TaxCycle will automatically calculate the best result for your clients, with its optimizations working in the background to re-evaluate if a credit is available, and which spouse is best to claim it, as you work through the return.
Conditions of eligibility
There are certain conditions to meet to be eligible to the credit. You can obtain more information about these and other details from the CRA Family Tax Cut page. Or, from the Department of Finance backgrounder on the Family Tax Cut.
Enhanced UCCB benefits
Along with the Family Tax Cut, the government announced an increase and enhancement of the Universal Child Care Benefit (UCCB), effective January, 2015:
- The $100 per month payment for children under 6 will increase to $160
- Parents of children from 6 to 17 years of age will receive a monthly payment of $60.
- The additional $60 for children under 18 will replace the Amount for children born in 1997 or later.
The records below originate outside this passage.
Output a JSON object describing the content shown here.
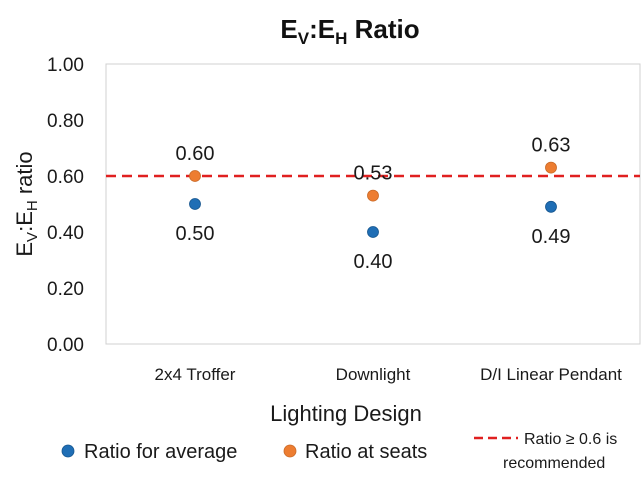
{
  "chart_data": {
    "type": "scatter",
    "title": {
      "main": "E",
      "sub1": "V",
      "mid": ":E",
      "sub2": "H",
      "tail": " Ratio"
    },
    "ylabel": {
      "main": "E",
      "sub1": "V",
      "mid": ":E",
      "sub2": "H",
      "tail": " ratio"
    },
    "xlabel": "Lighting Design",
    "categories": [
      "2x4 Troffer",
      "Downlight",
      "D/I Linear Pendant"
    ],
    "ylim": [
      0,
      1
    ],
    "yticks": [
      "0.00",
      "0.20",
      "0.40",
      "0.60",
      "0.80",
      "1.00"
    ],
    "ytick_values": [
      0,
      0.2,
      0.4,
      0.6,
      0.8,
      1.0
    ],
    "grid": false,
    "series": [
      {
        "name": "Ratio for average",
        "values": [
          0.5,
          0.4,
          0.49
        ],
        "labels": [
          "0.50",
          "0.40",
          "0.49"
        ],
        "color": "#1f6eb5",
        "label_position": "below"
      },
      {
        "name": "Ratio at seats",
        "values": [
          0.6,
          0.53,
          0.63
        ],
        "labels": [
          "0.60",
          "0.53",
          "0.63"
        ],
        "color": "#ed7d31",
        "label_position": "above"
      }
    ],
    "reference_line": {
      "value": 0.6,
      "color": "#e02020",
      "style": "dashed",
      "legend_line1": "Ratio ≥ 0.6 is",
      "legend_line2": "recommended"
    },
    "legend_position": "bottom"
  }
}
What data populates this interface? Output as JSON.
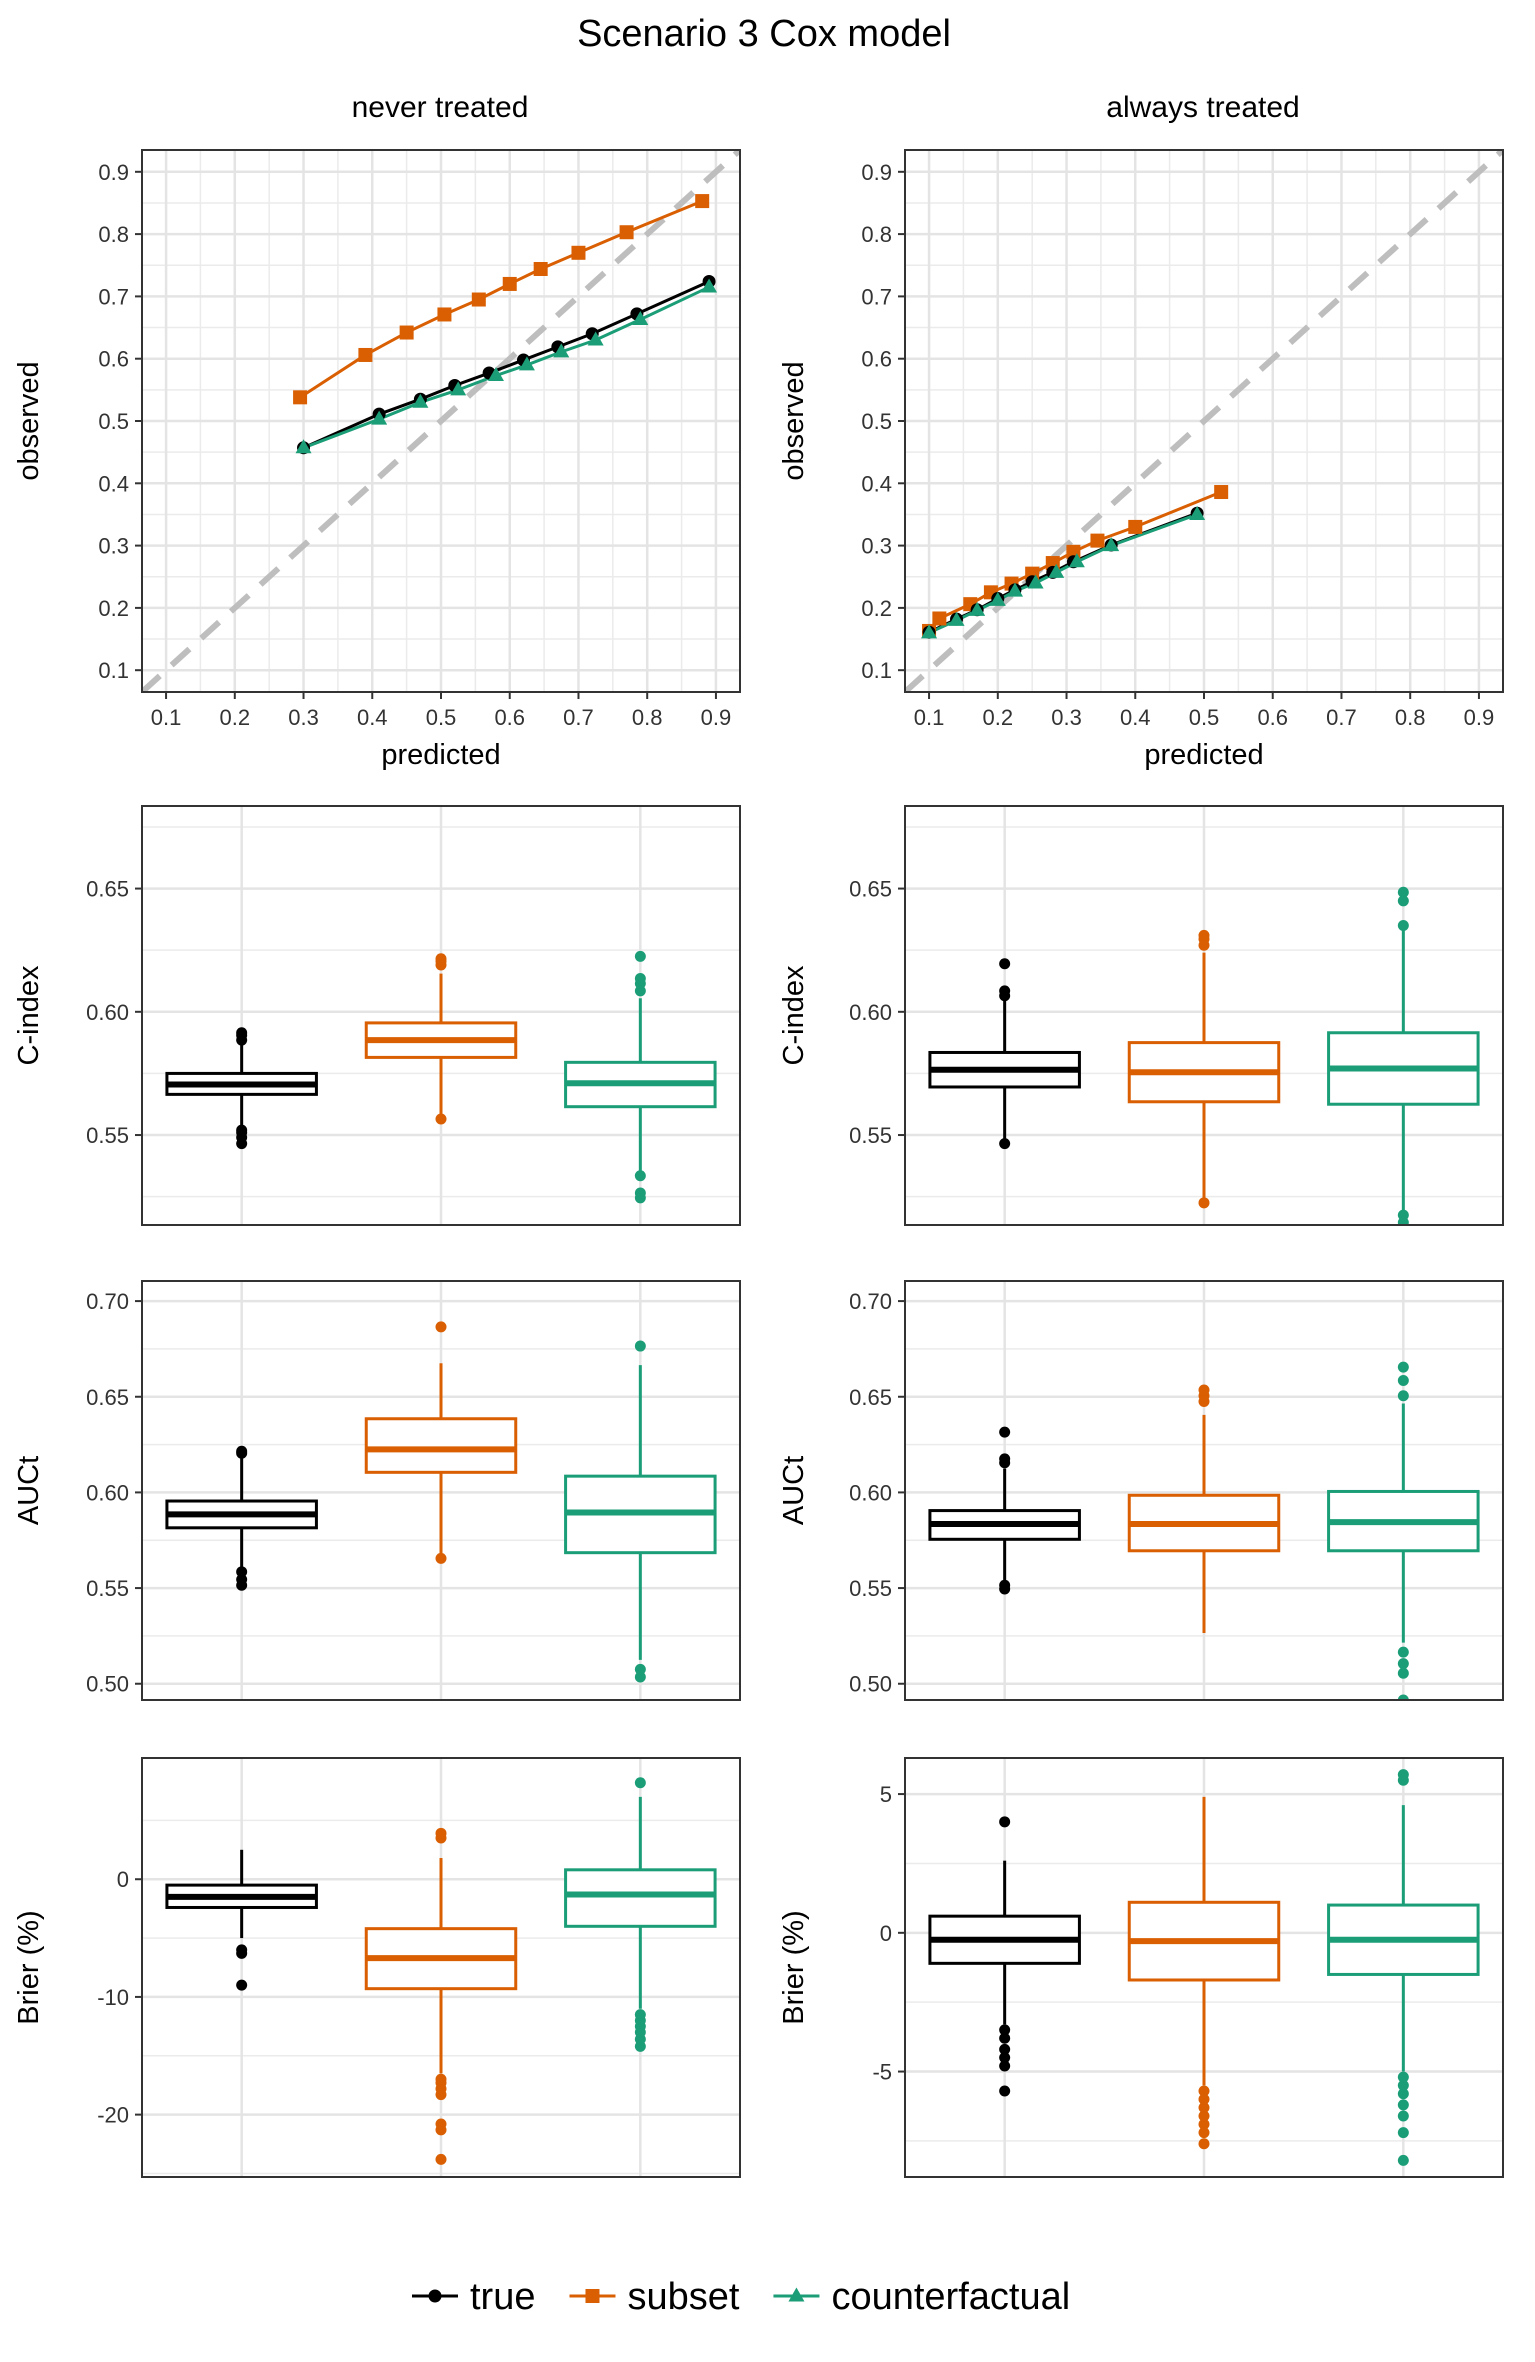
{
  "figure": {
    "title": "Scenario 3 Cox model",
    "columns": [
      "never treated",
      "always treated"
    ]
  },
  "legend": {
    "items": [
      {
        "key": "true",
        "label": "true",
        "color": "#000000",
        "marker": "circle"
      },
      {
        "key": "subset",
        "label": "subset",
        "color": "#D95F02",
        "marker": "square"
      },
      {
        "key": "counterfactual",
        "label": "counterfactual",
        "color": "#1B9E77",
        "marker": "triangle"
      }
    ]
  },
  "chart_data": [
    {
      "type": "line",
      "panel": "calibration",
      "column": "never treated",
      "xlabel": "predicted",
      "ylabel": "observed",
      "xlim": [
        0.065,
        0.935
      ],
      "ylim": [
        0.065,
        0.935
      ],
      "xticks": [
        "0.1",
        "0.2",
        "0.3",
        "0.4",
        "0.5",
        "0.6",
        "0.7",
        "0.8",
        "0.9"
      ],
      "yticks": [
        "0.1",
        "0.2",
        "0.3",
        "0.4",
        "0.5",
        "0.6",
        "0.7",
        "0.8",
        "0.9"
      ],
      "reference_line": "y = x",
      "series": [
        {
          "name": "true",
          "x": [
            0.3,
            0.41,
            0.47,
            0.52,
            0.57,
            0.62,
            0.67,
            0.72,
            0.785,
            0.89
          ],
          "y": [
            0.457,
            0.511,
            0.535,
            0.557,
            0.577,
            0.598,
            0.619,
            0.64,
            0.672,
            0.724
          ]
        },
        {
          "name": "subset",
          "x": [
            0.295,
            0.39,
            0.45,
            0.505,
            0.555,
            0.6,
            0.645,
            0.7,
            0.77,
            0.88
          ],
          "y": [
            0.538,
            0.606,
            0.642,
            0.671,
            0.695,
            0.72,
            0.744,
            0.77,
            0.803,
            0.853
          ]
        },
        {
          "name": "counterfactual",
          "x": [
            0.3,
            0.41,
            0.47,
            0.525,
            0.58,
            0.625,
            0.675,
            0.725,
            0.79,
            0.89
          ],
          "y": [
            0.457,
            0.503,
            0.53,
            0.55,
            0.573,
            0.59,
            0.611,
            0.63,
            0.663,
            0.715
          ]
        }
      ]
    },
    {
      "type": "line",
      "panel": "calibration",
      "column": "always treated",
      "xlabel": "predicted",
      "ylabel": "observed",
      "xlim": [
        0.065,
        0.935
      ],
      "ylim": [
        0.065,
        0.935
      ],
      "xticks": [
        "0.1",
        "0.2",
        "0.3",
        "0.4",
        "0.5",
        "0.6",
        "0.7",
        "0.8",
        "0.9"
      ],
      "yticks": [
        "0.1",
        "0.2",
        "0.3",
        "0.4",
        "0.5",
        "0.6",
        "0.7",
        "0.8",
        "0.9"
      ],
      "reference_line": "y = x",
      "series": [
        {
          "name": "true",
          "x": [
            0.1,
            0.14,
            0.17,
            0.2,
            0.225,
            0.25,
            0.28,
            0.31,
            0.365,
            0.49
          ],
          "y": [
            0.161,
            0.182,
            0.197,
            0.215,
            0.229,
            0.242,
            0.257,
            0.274,
            0.301,
            0.352
          ]
        },
        {
          "name": "subset",
          "x": [
            0.1,
            0.115,
            0.16,
            0.19,
            0.22,
            0.25,
            0.28,
            0.31,
            0.345,
            0.4,
            0.525
          ],
          "y": [
            0.163,
            0.183,
            0.206,
            0.225,
            0.239,
            0.255,
            0.272,
            0.29,
            0.308,
            0.33,
            0.386
          ]
        },
        {
          "name": "counterfactual",
          "x": [
            0.1,
            0.14,
            0.17,
            0.2,
            0.225,
            0.255,
            0.285,
            0.315,
            0.365,
            0.49
          ],
          "y": [
            0.16,
            0.18,
            0.196,
            0.212,
            0.227,
            0.24,
            0.257,
            0.274,
            0.3,
            0.35
          ]
        }
      ]
    },
    {
      "type": "box",
      "metric": "cindex",
      "column": "never treated",
      "ylabel": "C-index",
      "ylim": [
        0.5135,
        0.6835
      ],
      "yticks": [
        0.55,
        0.6,
        0.65
      ],
      "ytick_labels": [
        "0.55",
        "0.60",
        "0.65"
      ],
      "boxes": [
        {
          "name": "true",
          "q1": 0.5665,
          "median": 0.5705,
          "q3": 0.575,
          "whisker_low": 0.5535,
          "whisker_high": 0.587,
          "outliers": [
            0.5465,
            0.549,
            0.551,
            0.552,
            0.5885,
            0.5905,
            0.5915
          ]
        },
        {
          "name": "subset",
          "q1": 0.5815,
          "median": 0.5885,
          "q3": 0.5955,
          "whisker_low": 0.5575,
          "whisker_high": 0.6155,
          "outliers": [
            0.5565,
            0.619,
            0.6205,
            0.6215
          ]
        },
        {
          "name": "counterfactual",
          "q1": 0.5615,
          "median": 0.571,
          "q3": 0.5795,
          "whisker_low": 0.535,
          "whisker_high": 0.6055,
          "outliers": [
            0.5245,
            0.5265,
            0.5335,
            0.6085,
            0.6115,
            0.6135,
            0.6225
          ]
        }
      ]
    },
    {
      "type": "box",
      "metric": "cindex",
      "column": "always treated",
      "ylabel": "C-index",
      "ylim": [
        0.5135,
        0.6835
      ],
      "yticks": [
        0.55,
        0.6,
        0.65
      ],
      "ytick_labels": [
        "0.55",
        "0.60",
        "0.65"
      ],
      "boxes": [
        {
          "name": "true",
          "q1": 0.5695,
          "median": 0.5765,
          "q3": 0.5835,
          "whisker_low": 0.5475,
          "whisker_high": 0.6045,
          "outliers": [
            0.5465,
            0.6065,
            0.6085,
            0.6195
          ]
        },
        {
          "name": "subset",
          "q1": 0.5635,
          "median": 0.5755,
          "q3": 0.5875,
          "whisker_low": 0.5235,
          "whisker_high": 0.624,
          "outliers": [
            0.5225,
            0.627,
            0.6295,
            0.631
          ]
        },
        {
          "name": "counterfactual",
          "q1": 0.5625,
          "median": 0.577,
          "q3": 0.5915,
          "whisker_low": 0.5195,
          "whisker_high": 0.633,
          "outliers": [
            0.5145,
            0.5175,
            0.635,
            0.645,
            0.6485
          ]
        }
      ]
    },
    {
      "type": "box",
      "metric": "auct",
      "column": "never treated",
      "ylabel": "AUCt",
      "ylim": [
        0.4915,
        0.7105
      ],
      "yticks": [
        0.5,
        0.55,
        0.6,
        0.65,
        0.7
      ],
      "ytick_labels": [
        "0.50",
        "0.55",
        "0.60",
        "0.65",
        "0.70"
      ],
      "boxes": [
        {
          "name": "true",
          "q1": 0.5815,
          "median": 0.5885,
          "q3": 0.5955,
          "whisker_low": 0.5605,
          "whisker_high": 0.618,
          "outliers": [
            0.5515,
            0.5545,
            0.5585,
            0.6205,
            0.6215
          ]
        },
        {
          "name": "subset",
          "q1": 0.6105,
          "median": 0.6225,
          "q3": 0.6385,
          "whisker_low": 0.5665,
          "whisker_high": 0.6675,
          "outliers": [
            0.5655,
            0.6865
          ]
        },
        {
          "name": "counterfactual",
          "q1": 0.5685,
          "median": 0.5895,
          "q3": 0.6085,
          "whisker_low": 0.5125,
          "whisker_high": 0.6665,
          "outliers": [
            0.5035,
            0.5075,
            0.6765
          ]
        }
      ]
    },
    {
      "type": "box",
      "metric": "auct",
      "column": "always treated",
      "ylabel": "AUCt",
      "ylim": [
        0.4915,
        0.7105
      ],
      "yticks": [
        0.5,
        0.55,
        0.6,
        0.65,
        0.7
      ],
      "ytick_labels": [
        "0.50",
        "0.55",
        "0.60",
        "0.65",
        "0.70"
      ],
      "boxes": [
        {
          "name": "true",
          "q1": 0.5755,
          "median": 0.5835,
          "q3": 0.5905,
          "whisker_low": 0.5525,
          "whisker_high": 0.6125,
          "outliers": [
            0.5495,
            0.5515,
            0.6155,
            0.6175,
            0.6315
          ]
        },
        {
          "name": "subset",
          "q1": 0.5695,
          "median": 0.5835,
          "q3": 0.5985,
          "whisker_low": 0.5265,
          "whisker_high": 0.6405,
          "outliers": [
            0.6475,
            0.6505,
            0.6535
          ]
        },
        {
          "name": "counterfactual",
          "q1": 0.5695,
          "median": 0.5845,
          "q3": 0.6005,
          "whisker_low": 0.5215,
          "whisker_high": 0.6465,
          "outliers": [
            0.4915,
            0.5055,
            0.5105,
            0.5165,
            0.6505,
            0.6585,
            0.6655
          ]
        }
      ]
    },
    {
      "type": "box",
      "metric": "brier",
      "column": "never treated",
      "ylabel": "Brier (%)",
      "ylim": [
        -25.3,
        10.3
      ],
      "yticks": [
        -20,
        -10,
        0
      ],
      "ytick_labels": [
        "-20",
        "-10",
        "0"
      ],
      "boxes": [
        {
          "name": "true",
          "q1": -2.4,
          "median": -1.5,
          "q3": -0.5,
          "whisker_low": -5.0,
          "whisker_high": 2.5,
          "outliers": [
            -9.0,
            -6.3,
            -6.0
          ]
        },
        {
          "name": "subset",
          "q1": -9.3,
          "median": -6.7,
          "q3": -4.2,
          "whisker_low": -16.5,
          "whisker_high": 1.8,
          "outliers": [
            -23.8,
            -21.3,
            -20.8,
            -18.3,
            -17.8,
            -17.3,
            -17.0,
            3.5,
            3.9
          ]
        },
        {
          "name": "counterfactual",
          "q1": -4.0,
          "median": -1.3,
          "q3": 0.8,
          "whisker_low": -11.0,
          "whisker_high": 7.0,
          "outliers": [
            -14.2,
            -13.6,
            -13.0,
            -12.5,
            -12.0,
            -11.5,
            8.2
          ]
        }
      ]
    },
    {
      "type": "box",
      "metric": "brier",
      "column": "always treated",
      "ylabel": "Brier (%)",
      "ylim": [
        -8.8,
        6.3
      ],
      "yticks": [
        -5,
        0,
        5
      ],
      "ytick_labels": [
        "-5",
        "0",
        "5"
      ],
      "boxes": [
        {
          "name": "true",
          "q1": -1.1,
          "median": -0.25,
          "q3": 0.6,
          "whisker_low": -3.3,
          "whisker_high": 2.6,
          "outliers": [
            -5.7,
            -4.8,
            -4.5,
            -4.2,
            -3.8,
            -3.5,
            4.0
          ]
        },
        {
          "name": "subset",
          "q1": -1.7,
          "median": -0.3,
          "q3": 1.1,
          "whisker_low": -5.5,
          "whisker_high": 4.9,
          "outliers": [
            -7.6,
            -7.2,
            -6.9,
            -6.6,
            -6.3,
            -6.0,
            -5.7
          ]
        },
        {
          "name": "counterfactual",
          "q1": -1.5,
          "median": -0.25,
          "q3": 1.0,
          "whisker_low": -5.0,
          "whisker_high": 4.6,
          "outliers": [
            -8.2,
            -7.2,
            -6.6,
            -6.2,
            -5.8,
            -5.5,
            -5.2,
            5.5,
            5.7
          ]
        }
      ]
    }
  ]
}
This amount will still be claimed on 2014 tax returns, but will not on 2015 tax returns.
- Essentially, the Amount for children born in 1997 or later is being converted into an amount paid every month via the UCCB. This conversion also offers families more money than the old amount, which would likely have been $2,293 for 2015, resulting a 15% credit of $344. The new UCCB payments will provide $720 ($60 times 12) for the year. Although, the UCCB is taxable, so the net benefit will depend on the taxpayers' situation.
TaxCycle will calculate the estimated enhanced UCCB payments when you prepare your client's 2014 tax returns for you, so you can inform them of the amounts they will receive from July 2015 onwards.
Increased child care expense limits
The government also announced an increase of $1,000 to each of the limits for child care expenses effective for 2015 and subsequent years. The calculation of the basic limit in Part B of the T778 will now use $8,000 for each child under 7, $5,000 for children ages 7 to 16, and $11,000 for children for whom the Disability amount can be claimed.